The cab ride to Dmitri's apartment was quiet. He stared out the window at the city passing by, processing whatever had happened during those three days. I didn't ask for details. He'd share if he wanted to, and if he didn't, the silence was fine.

"They asked about your documents," he said finally. "Where you came from. Why your background was so clean."

"What did you tell them?"

"The truth. That you appeared out of nowhere with money and knowledge, that your story didn't quite add up, that I didn't ask questions because you paid well." He turned to look at me. "They already knew most of it. They just wanted confirmation."

"And now they have it."

"And now they have it." Dmitri's expression was complicated — gratitude and wariness and something that might have been respect. "You could have let them keep me. Used the time to run."

"Running wouldn't have helped. And you didn't deserve to suffer for my choices."

The cab stopped outside Dmitri's building. He sat for a moment, not moving, then reached into his pocket and pulled out a creased business card. His own card, the one he gave to clients.

"I still don't know who you really are," he said. "But whatever you're building — whatever game you're playing — I want in. Whoever's watching you, whoever's hunting you, at least you came back for me."
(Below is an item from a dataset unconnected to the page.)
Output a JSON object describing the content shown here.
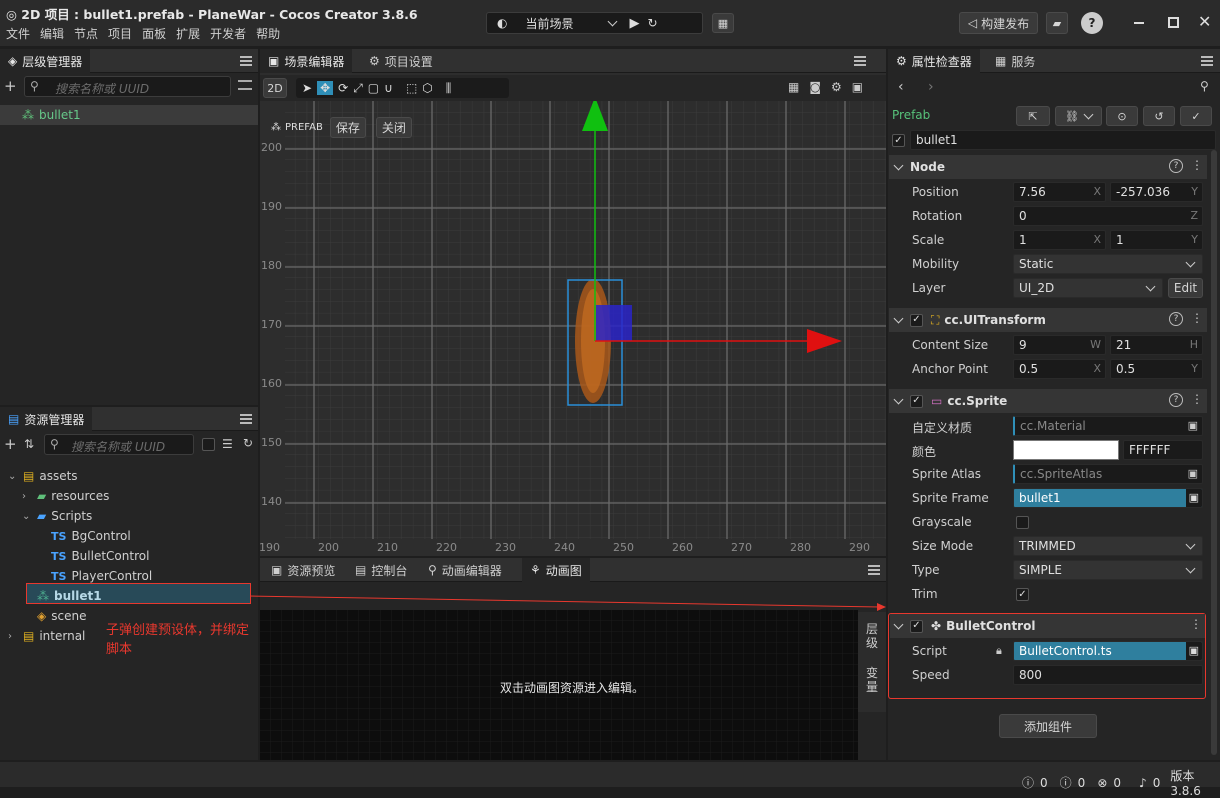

I took the card. It felt heavier than it should have.

"Get some rest," I said. "I'll be in touch."

Dmitri nodded and climbed out of the cab. I watched him walk into his building, shoulders hunched against phantom threats, and tried not to think about the cost of the choices I'd made.

Somewhere in London or wherever Jamie Moriarty actually spent her time, a woman I'd never met was reading reports about a man who'd borrowed her name. She was interested. She was watching.

The game had officially escalated beyond what I could control.